Письмо Барбары настолько поразило гетмана, что лишило его силы даже гневаться. Было очевидно, что Барбара Замойская не пожалеет ни чести мужа и рода, ни интересов государства ради этого украинца. Что новейшие учения и советы Морджеевского — зло для образованной шляхты, гетман окончательно убедился теперь на примере Барбары, отец которой так увлекался и Реем, и Морджеевским. В этой женщине бушевала горячая кровь, а не холодный расчет польки. Расчетливо поступил он, Жолкевский, став поляком, — ценою веры отцов получил гетманскую булаву, добыл и друга — канцлера коронного, женившись на его сестре. А Барбара под ноги лютейшего врага шляхты спокойно кладет честь этой шляхты, как ненужный хлам.
— Воистину — молодость, природа, страсть!
Жолкевский чувствовал власть этой женщины над собой. Он готов был у ног ее, как мальчишка, вымаливать в слезах ласку. Графиня — не загнанная серна, не бессильная жертва казачьих побед. Барбара — женщина, которая выше всего уважала и ценила свою молодость. Угрозами или грубыми интригами только вспугнешь эту птичку из гнездышка. Она завязывает сношения с Наливайко, настойчиво, одного за другим посылает к нему гонцов и советами об осторожности, приглашениями и обещаниями помощи на королевской службе старается приблизить его к себе, сделать дворянином, выдвинуть в полководцы государства.

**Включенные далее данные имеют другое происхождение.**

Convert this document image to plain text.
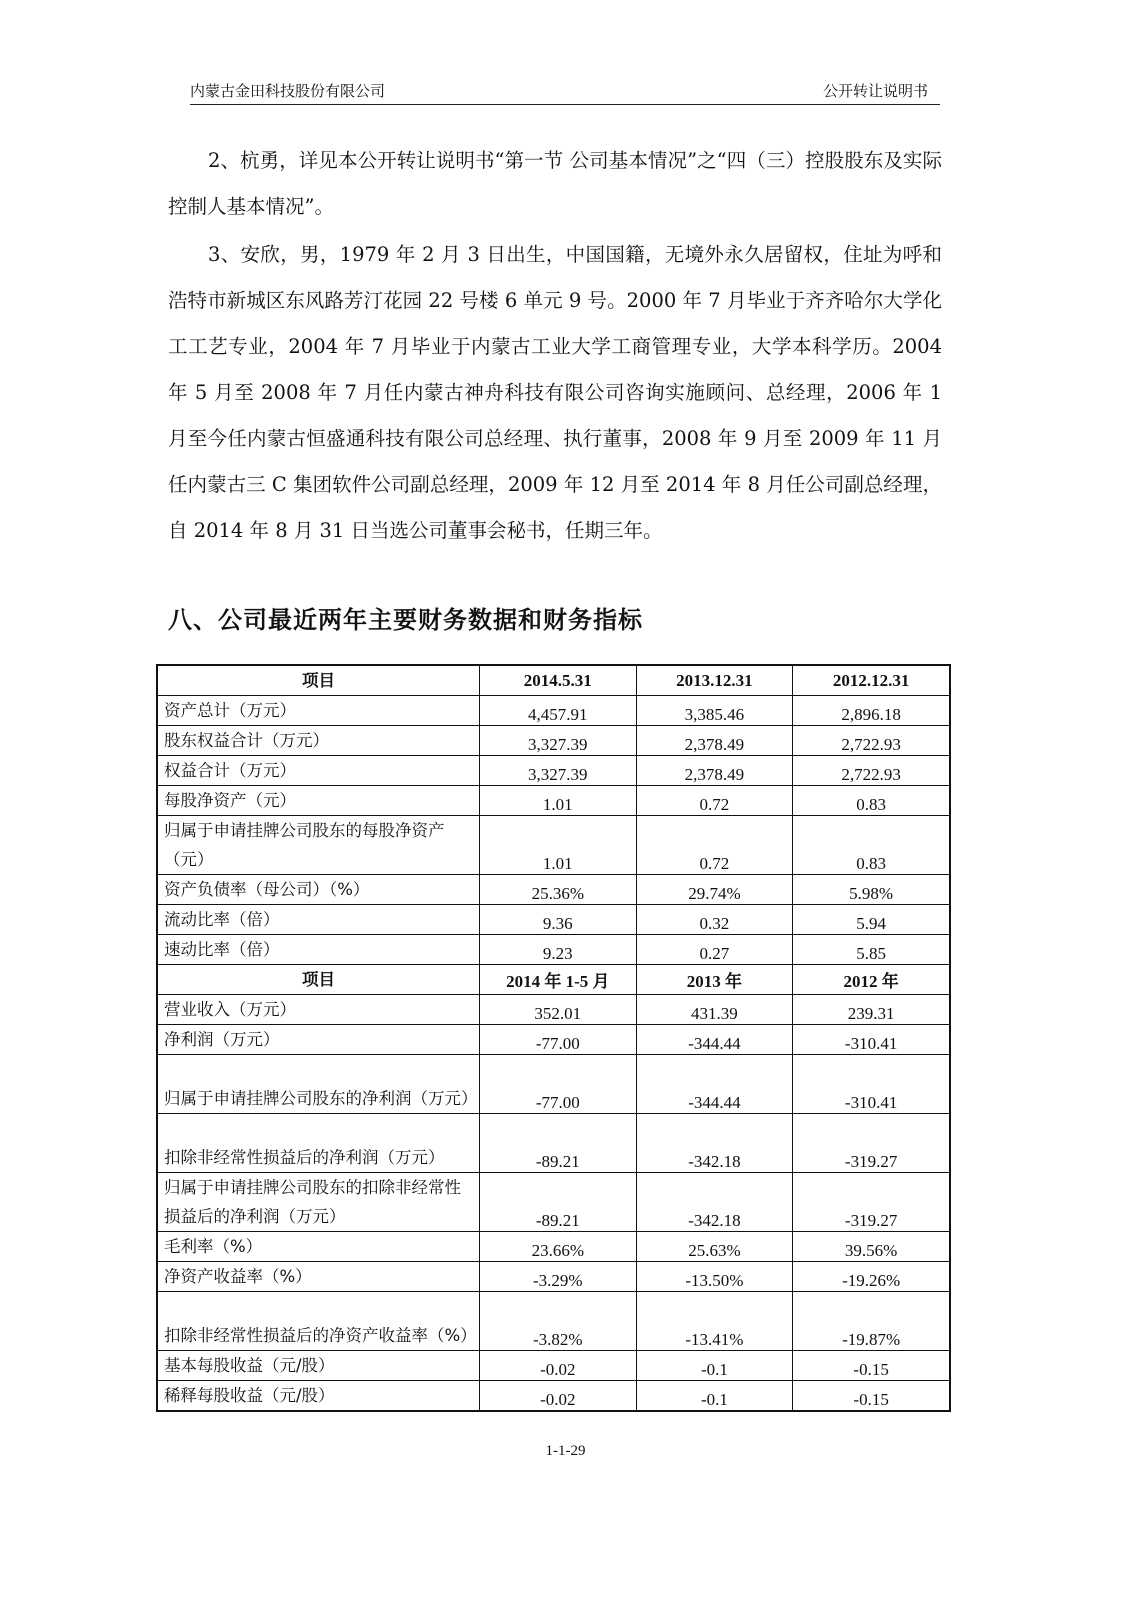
内蒙古金田科技股份有限公司	公开转让说明书

2、杭勇，详见本公开转让说明书“第一节 公司基本情况”之“四（三）控股股东及实际控制人基本情况”。

3、安欣，男，1979 年 2 月 3 日出生，中国国籍，无境外永久居留权，住址为呼和浩特市新城区东风路芳汀花园 22 号楼 6 单元 9 号。2000 年 7 月毕业于齐齐哈尔大学化工工艺专业，2004 年 7 月毕业于内蒙古工业大学工商管理专业，大学本科学历。2004 年 5 月至 2008 年 7 月任内蒙古神舟科技有限公司咨询实施顾问、总经理，2006 年 1 月至今任内蒙古恒盛通科技有限公司总经理、执行董事，2008 年 9 月至 2009 年 11 月任内蒙古三 C 集团软件公司副总经理，2009 年 12 月至 2014 年 8 月任公司副总经理，自 2014 年 8 月 31 日当选公司董事会秘书，任期三年。

八、公司最近两年主要财务数据和财务指标
项目	2014.5.31	2013.12.31	2012.12.31
资产总计（万元）	4,457.91	3,385.46	2,896.18
股东权益合计（万元）	3,327.39	2,378.49	2,722.93
权益合计（万元）	3,327.39	2,378.49	2,722.93
每股净资产（元）	1.01	0.72	0.83
归属于申请挂牌公司股东的每股净资产（元）	1.01	0.72	0.83
资产负债率（母公司）（%）	25.36%	29.74%	5.98%
流动比率（倍）	9.36	0.32	5.94
速动比率（倍）	9.23	0.27	5.85
项目	2014 年 1-5 月	2013 年	2012 年
营业收入（万元）	352.01	431.39	239.31
净利润（万元）	-77.00	-344.44	-310.41
归属于申请挂牌公司股东的净利润（万元）	-77.00	-344.44	-310.41
扣除非经常性损益后的净利润（万元）	-89.21	-342.18	-319.27
归属于申请挂牌公司股东的扣除非经常性损益后的净利润（万元）	-89.21	-342.18	-319.27
毛利率（%）	23.66%	25.63%	39.56%
净资产收益率（%）	-3.29%	-13.50%	-19.26%
扣除非经常性损益后的净资产收益率（%）	-3.82%	-13.41%	-19.87%
基本每股收益（元/股）	-0.02	-0.1	-0.15
稀释每股收益（元/股）	-0.02	-0.1	-0.15
1-1-29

Гетман взглянул на изорванную бумагу и пожалел, что погорячился. С этим письмом он мог бы сделать гораздо больше, чем с предыдущим. Ведь в этом письме графиня предстает не только неверной женой, но и изменницей шляхте, даже короне.
Долго еще Жолкевский сидел над столом, задумавшись. И, наконец, решил наказать графиню: впредь будет осторожнее с ним, гетманом. И начал писать к Яну Замойскому: <!.. сообщаю, что мои люди поймали хлопа с письмо графини Барбары к этому украинскому грабителю, Наливайко. Она бесстыдно приглашает его стать…»
Бросил перо, с силой оперся на стол сцепленными руками и так замер надолго. Казалось, что заснул. Но когда под утро на дворе зашумели, гетман поднял голову и воспаленными от бессонницы глазами посмотрел в окна, потом на начатое письмо. Схватил его, разодрал и кинул на пол.
«Не-ет, ласковая птичка… Это оружие я использую в иной стратегии. Ты обнимешь меня с пылом, с каким не обнимала и Гржижельда Баториевна, и уста твои будут шептать мне если и не слова любви, то мольбу — не выдать твоей измены…»
Через час после этого передал джуре такое письмо к Замойскому:
«.. честь имею известить вам, что Хлопицкий, которого еще при Батории велено было казнить, на- днях проехал через Прилуки в сопровождении каких- то чужестранцев. Судя по языку и одежде, уверен, что это люди Рудольфа II и что направляются они на Низ. Подумав, прибегаю к разуму В.М., что делать с ними. Считаю, что шляхте короны польской западный вопрос выгоднее и кровно роднее, чем московский, и проискам Рудольфа препятствий не чинил бы. А будет на то воля В.М., так и буду чинить, слуга коронный.
Многоуважаемой графине Барбаре прошу передать рыцарское спасибо за ее любезный привет мне через слуг-гонцов вашей милости».